🚀Quick Start
Install SwanLab and start tracking your AI experiments in minutes

1. Install SwanLab
Install the swanlab library on a computer with a Python 3 environment using pip.
Open the command line and enter:
pip install swanlabPress Enter and wait for the installation to complete.
2. Log in
If you don't have a SwanLab account yet, please register for free on the official website.

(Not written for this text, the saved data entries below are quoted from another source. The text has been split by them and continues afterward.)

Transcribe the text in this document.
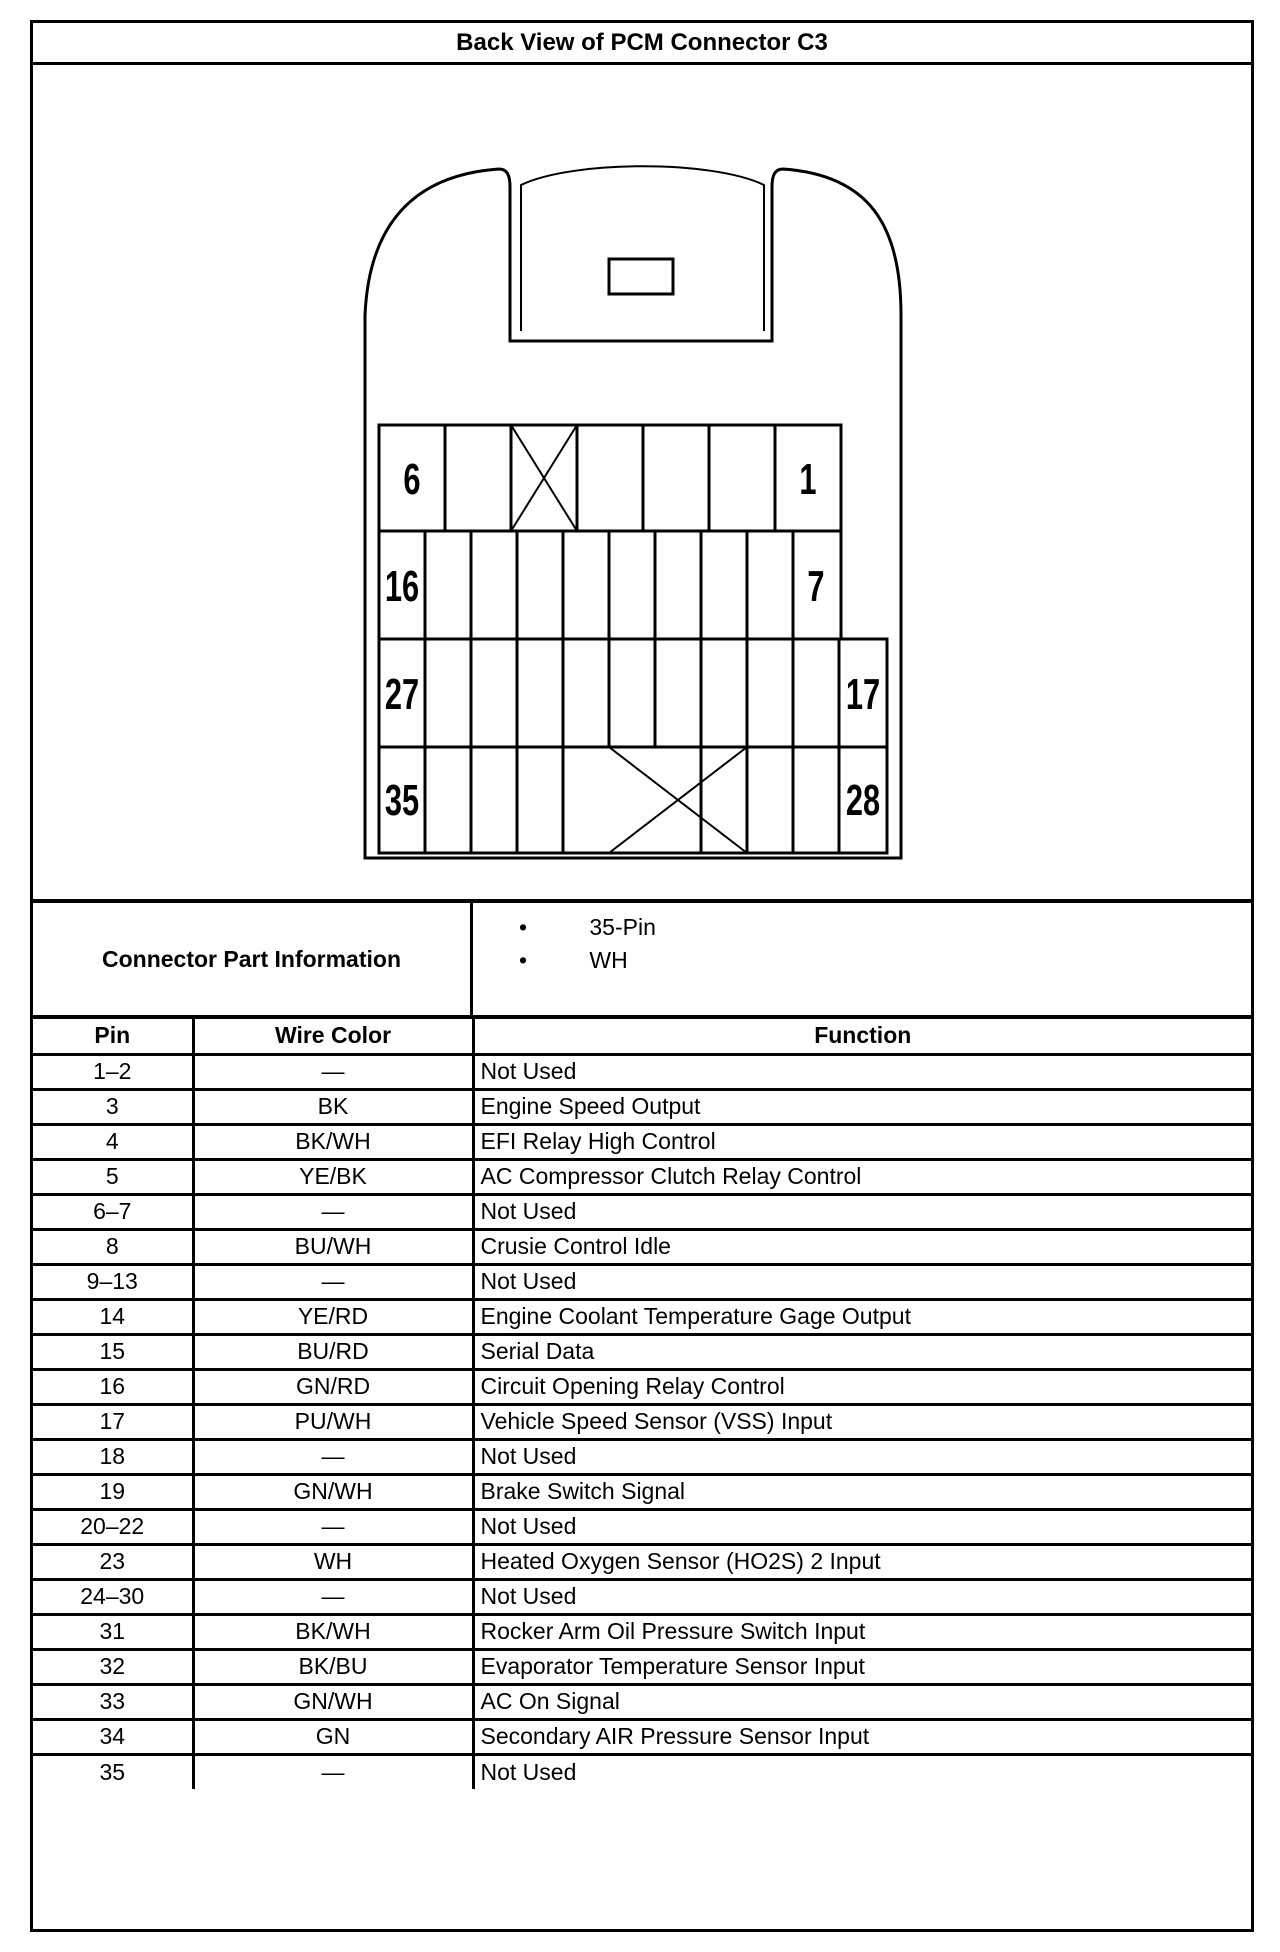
Back View of PCM Connector C3
6	1
16	7
27	17
35	28
Connector Part Information
•	35-Pin
•	WH
Pin	Wire Color	Function
1–2	—	Not Used
3	BK	Engine Speed Output
4	BK/WH	EFI Relay High Control
5	YE/BK	AC Compressor Clutch Relay Control
6–7	—	Not Used
8	BU/WH	Crusie Control Idle
9–13	—	Not Used
14	YE/RD	Engine Coolant Temperature Gage Output
15	BU/RD	Serial Data
16	GN/RD	Circuit Opening Relay Control
17	PU/WH	Vehicle Speed Sensor (VSS) Input
18	—	Not Used
19	GN/WH	Brake Switch Signal
20–22	—	Not Used
23	WH	Heated Oxygen Sensor (HO2S) 2 Input
24–30	—	Not Used
31	BK/WH	Rocker Arm Oil Pressure Switch Input
32	BK/BU	Evaporator Temperature Sensor Input
33	GN/WH	AC On Signal
34	GN	Secondary AIR Pressure Sensor Input
35	—	Not Used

Open the command line and enter:
swanlab loginWhen you see the following prompt:
swanlab: Logging into swanlab cloud.
swanlab: You can find your API key at: https://swanlab.cn/settings
swanlab: Paste an API key from your profile and hit enter, or press 'CTRL-C' to quit:Copy your API Key from the user settings page, paste it and press Enter to complete the login. You don't need to log in again after that.
INFO
If your computer isn't well-suited for logging in via command line by pasting the API Key (such as some Windows CMD commands), you can use:
swanlab login -k api-keyIf your computer does not support the swanlab login method, you can also log in using a Python script:
import swanlab
swanlab.login(api_key="Your API Key")To use Swanlab in a Notebook environment such as Kaggle, see Tracking Experiments with a Notebook.
3. Start an experiment and track hyperparameters
In the Python script, we use swanlab.init to create a SwanLab experiment and pass a dictionary containing hyperparameter key-value pairs to the config parameter:
import swanlab
run = swanlab.init(
# Set project
project="my-project",
# Track hyperparameters and experiment metadata
config={
"learning_rate": 0.01,
"epochs": 10,
},
)run is the fundamental component of SwanLab, and you will often use it to record and track experiment metrics.
4. Record experiment metrics
In the Python script, use swanlab.log to record experiment metrics (such as accuracy and loss value).
The usage is to pass a dictionary containing the metrics to swanlab.log:
swanlab.log({"accuracy": acc, "loss": loss})5. Complete code, view the visualization dashboard online
We integrate the above steps into the complete code shown below:
import swanlab
import random
# Initialize SwanLab
run = swanlab.init(
# Set project
project="my-project",
# Track hyperparameters and experiment metadata
config={
"learning_rate": 0.01,
"epochs": 10,
},
)
print(f"Learning rate is {run.config.learning_rate}")
offset = random.random() / 5
# Simulate training process
for epoch in range(2, run.config.epochs):
acc = 1 - 2**-epoch - random.random() / epoch - offset
loss = 2**-epoch + random.random() / epoch + offset
print(f"epoch={epoch}, accuracy={acc}, loss={loss}")
# Record metrics
swanlab.log({"accuracy": acc, "loss": loss})Run the code, visit SwanLab, and see the improvement of the metrics (accuracy and loss value) you recorded using SwanLab in each training step.

What's next
- See how SwanLab records multimedia content (images, audio, text,...)
- See how SwanLab records the MNIST handwritten recognition case
- See integration with other frameworks
- See how to collaborate with your team through SwanLab
FAQ
1. Where can I find my API Key?
After logging in to the SwanLab website, the API Key will be displayed on the user settings page.
2. Can I use SwanLab offline?
Yes, please refer to the self-hosting section for the specific process.